Another concern the board had about inclusionary housing is that developers are not required to build the affordable units on site.

“If we’re going to give up light and air to have economic diversity in the area, it should be on the site where we’re losing light and air,” Capsouto said.

Hsu-Chen replied that developers who use the zoning bonus would likely apply for a 421-a tax abatement as well, which would require them to keep the affordable units on site.

“Four-21-a is very juicy,” Hsu-Chen said. “No developer is crazy enough to pass up on 421-a.”

During the discussion at last Thursday’s Tribeca Committee meeting, Hsu-Chen pushed the board to pass a resolution in favor of the rezoning.

“I want to stress the importance of moving quickly,” Hsu-Chen said. Although the City Council had just voted hours earlier to let the mayor run for a third term, Hsu-Chen said there were no guarantees that the Tribeca North rezoning would remain a priority once the mayor’s current term expires at the end of 2009. Especially given the financial crisis and the city’s budget shortfalls, Hsu-Chen said it was imperative that the rezoning’s environmental and land-use review happen during 2009 if it is going to happen at all.

“We can’t count on more time,” Hsu-Chen said.

The community board passed a resolution this week supporting the rezoning, but also articulating many differences of opinion between the board and the city. That resolution will be sufficient to allow the city to move forward, and the rest of the issues will get worked out during public hearings and negotiations over the next year, said Michael Levine, director of land use and planning for C.B. 1.

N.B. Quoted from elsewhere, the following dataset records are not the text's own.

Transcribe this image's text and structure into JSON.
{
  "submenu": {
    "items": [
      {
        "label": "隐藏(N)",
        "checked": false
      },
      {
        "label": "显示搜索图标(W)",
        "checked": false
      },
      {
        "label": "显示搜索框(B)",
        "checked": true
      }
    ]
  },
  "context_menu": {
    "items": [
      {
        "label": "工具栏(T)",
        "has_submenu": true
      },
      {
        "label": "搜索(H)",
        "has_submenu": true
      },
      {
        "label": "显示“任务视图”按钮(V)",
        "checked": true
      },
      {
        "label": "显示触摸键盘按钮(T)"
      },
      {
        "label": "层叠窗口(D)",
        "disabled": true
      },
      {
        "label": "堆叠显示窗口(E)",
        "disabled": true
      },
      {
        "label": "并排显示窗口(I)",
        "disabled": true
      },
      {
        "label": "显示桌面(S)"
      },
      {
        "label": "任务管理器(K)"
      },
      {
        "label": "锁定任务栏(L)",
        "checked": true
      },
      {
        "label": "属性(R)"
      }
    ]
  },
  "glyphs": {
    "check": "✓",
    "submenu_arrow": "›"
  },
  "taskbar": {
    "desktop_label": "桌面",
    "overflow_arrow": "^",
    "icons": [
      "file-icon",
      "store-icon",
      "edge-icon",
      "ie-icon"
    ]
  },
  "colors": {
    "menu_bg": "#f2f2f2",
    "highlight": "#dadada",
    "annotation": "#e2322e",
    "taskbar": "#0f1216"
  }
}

In addition to disagreeing on the inclusionary housing zone, the board and the city disagree on allowed uses and limits for shop sizes. City Planning wants to replicate in North Tribeca the exact zoning that is already in place in South Tribeca, but the community board wants to customize the zoning for what they describe as a very different neighborhood.

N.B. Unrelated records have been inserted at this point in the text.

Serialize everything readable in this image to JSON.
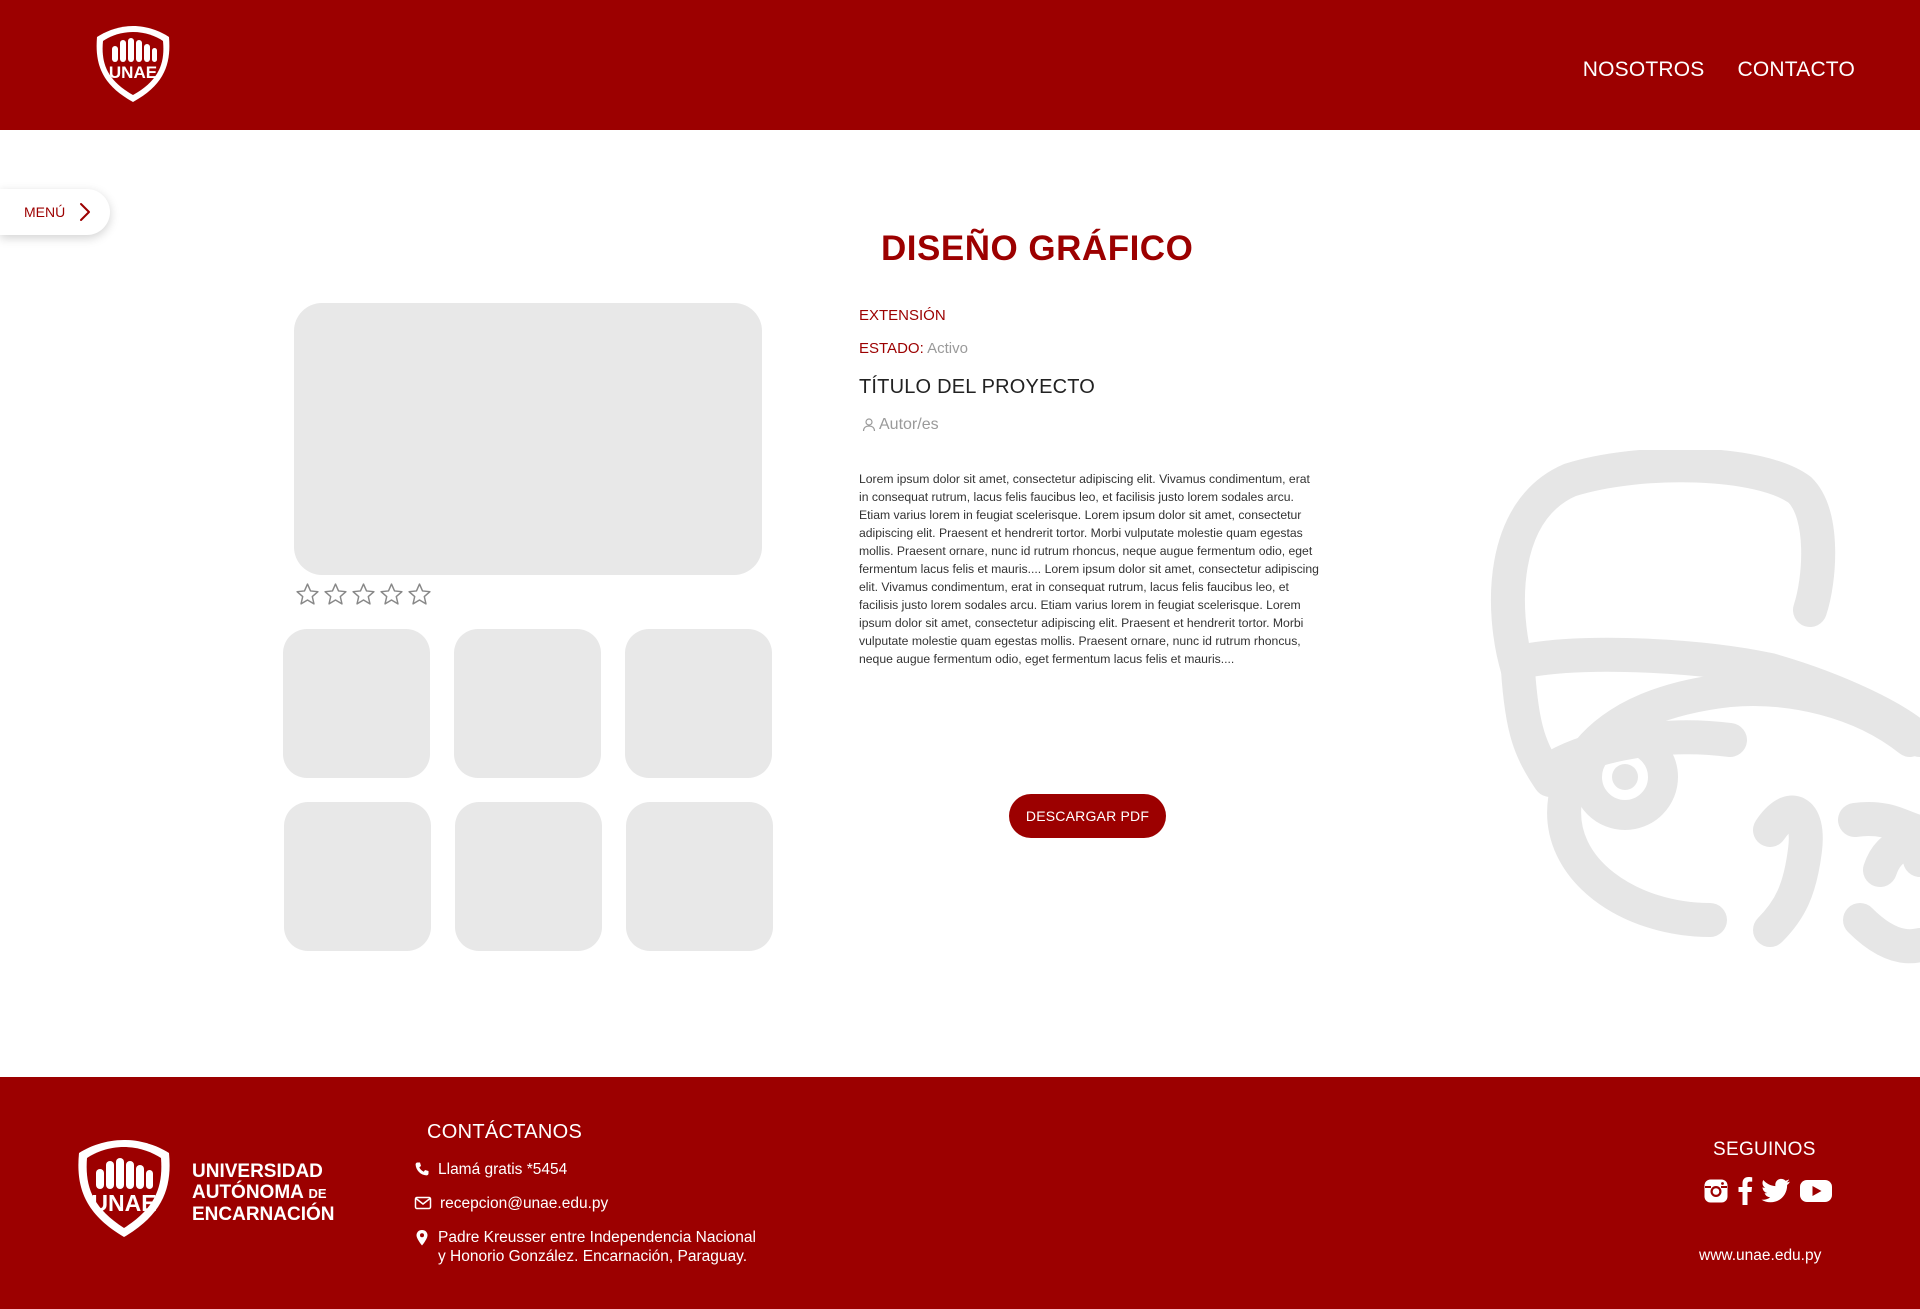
{
  "header": {
    "logo_text": "UNAE",
    "nav": [
      "NOSOTROS",
      "CONTACTO"
    ]
  },
  "menu": {
    "label": "MENÚ"
  },
  "page": {
    "title": "DISEÑO GRÁFICO",
    "extension_label": "EXTENSIÓN",
    "estado_label": "ESTADO:",
    "estado_value": "Activo",
    "project_title": "TÍTULO DEL PROYECTO",
    "authors": "Autor/es",
    "description": "Lorem ipsum dolor sit amet, consectetur adipiscing elit. Vivamus condimentum, erat in consequat rutrum, lacus felis faucibus leo, et facilisis justo lorem sodales arcu. Etiam varius lorem in feugiat scelerisque. Lorem ipsum dolor sit amet, consectetur adipiscing elit. Praesent et hendrerit tortor. Morbi vulputate molestie quam egestas mollis. Praesent ornare, nunc id rutrum rhoncus, neque augue fermentum odio, eget fermentum lacus felis et mauris.... Lorem ipsum dolor sit amet, consectetur adipiscing elit. Vivamus condimentum, erat in consequat rutrum, lacus felis faucibus leo, et facilisis justo lorem sodales arcu. Etiam varius lorem in feugiat scelerisque. Lorem ipsum dolor sit amet, consectetur adipiscing elit. Praesent et hendrerit tortor. Morbi vulputate molestie quam egestas mollis. Praesent ornare, nunc id rutrum rhoncus, neque augue fermentum odio, eget fermentum lacus felis et mauris....",
    "download_button": "DESCARGAR PDF",
    "rating": {
      "value": 0,
      "max": 5
    }
  },
  "footer": {
    "logo_text": "UNAE",
    "university_name_line1": "UNIVERSIDAD",
    "university_name_line2": "AUTÓNOMA",
    "university_name_de": "DE",
    "university_name_line3": "ENCARNACIÓN",
    "contact_title": "CONTÁCTANOS",
    "phone": "Llamá gratis *5454",
    "email": "recepcion@unae.edu.py",
    "address_line1": "Padre Kreusser entre Independencia Nacional",
    "address_line2": "y Honorio González. Encarnación, Paraguay.",
    "follow_title": "SEGUINOS",
    "website": "www.unae.edu.py"
  },
  "colors": {
    "brand": "#9c0000",
    "placeholder": "#e8e8e8"
  },
  "icons": [
    "phone-icon",
    "mail-icon",
    "location-icon",
    "instagram-icon",
    "facebook-icon",
    "twitter-icon",
    "youtube-icon",
    "user-icon",
    "star-icon",
    "chevron-right-icon"
  ]
}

City Planning wants to limit stores on wide streets to 20,000 square feet and stores on narrow streets to 10,000 square feet, while the community board thinks 10,000 square feet for wide streets and 5,000 square feet for narrow streets would be more appropriate. The board previously wanted to limit stores on narrow streets to 2,500 square feet but decided on 5,000 square feet last week to allow for larger restaurants.

City Planning has not budged on the community board’s requests, saying businesses like furniture stores common in South Tribeca need more space.

“We probably won’t get to 100 percent agreement,” Hsu-Chen told the Tribeca Committee last week, “but I don’t think that will preclude us from moving forward.”